Language for the definition and exchange of biological data sets

Increasing numbers of biologists and institutes are becoming involved in taxonomic database projects that for good practical and historical reasons use different hardware, software and data structures. A large number of diverse application programs, mostly with incompatible data formats, is in use by biologists for different purposes. Translating data from one program, project or format to another and developing special-purpose or 'one-off' translation software is becoming a rapidly growing burden on the biological community.

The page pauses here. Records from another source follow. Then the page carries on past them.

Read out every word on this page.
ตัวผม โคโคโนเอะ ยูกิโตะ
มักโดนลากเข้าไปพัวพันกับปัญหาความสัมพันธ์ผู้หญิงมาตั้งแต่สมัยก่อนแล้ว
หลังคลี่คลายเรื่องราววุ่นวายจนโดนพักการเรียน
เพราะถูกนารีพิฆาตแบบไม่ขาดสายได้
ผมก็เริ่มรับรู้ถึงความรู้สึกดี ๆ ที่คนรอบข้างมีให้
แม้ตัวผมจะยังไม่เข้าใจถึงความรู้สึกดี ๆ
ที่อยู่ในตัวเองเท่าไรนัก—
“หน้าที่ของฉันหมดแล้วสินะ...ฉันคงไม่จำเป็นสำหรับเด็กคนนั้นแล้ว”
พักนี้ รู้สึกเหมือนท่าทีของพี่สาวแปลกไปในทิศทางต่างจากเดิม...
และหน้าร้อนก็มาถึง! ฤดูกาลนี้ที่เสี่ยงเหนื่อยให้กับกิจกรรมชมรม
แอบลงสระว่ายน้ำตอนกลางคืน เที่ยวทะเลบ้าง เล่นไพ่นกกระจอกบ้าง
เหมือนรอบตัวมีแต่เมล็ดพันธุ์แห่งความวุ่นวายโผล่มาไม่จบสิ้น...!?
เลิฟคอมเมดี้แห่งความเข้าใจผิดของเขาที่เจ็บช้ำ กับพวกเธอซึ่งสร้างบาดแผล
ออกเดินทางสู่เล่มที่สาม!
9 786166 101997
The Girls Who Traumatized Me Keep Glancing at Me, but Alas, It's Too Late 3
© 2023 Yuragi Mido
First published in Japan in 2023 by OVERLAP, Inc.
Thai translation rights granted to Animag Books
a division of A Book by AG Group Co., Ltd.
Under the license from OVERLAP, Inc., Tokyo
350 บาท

A database file exchange medium to handle diverse classes of biological data is required for file transfers between different database projects. 'XDF' (the Exchange Data Format) is such a medium. Data sets prepared in XDF consists of text files that are effectively independent of any particular project. XDF is a high-level language for describing biological data, with its own syntax and command vocabulary, analogous to the high-level programming languages used to describe software algorithms. XDF files may be generated and read automatically by programs to transfer large amounts of data between sophisticated databases. Alternatively, biologists unfamiliar with the terminology, data rules and syntax of the data format required for a particular application program or database can use a text editor to create an XDF data file. We hope the existence of XDF will encourage the development of more sophisticated general-purpose programs for interactive biological data entry. XDF is being used initially with numeric and structured textual descriptive data, but is designed to be extensible to other classes of biological data such as images. Provision is made within XDF for predefined standard definitions of the common core elements of biological data sets such as the taxonomic hierarchy, biological nomenclature, descriptive material and bibliography. Using these, XDF can be used to define specialist transfer formats for particular application areas while providing strict control of the data types and data definitions used.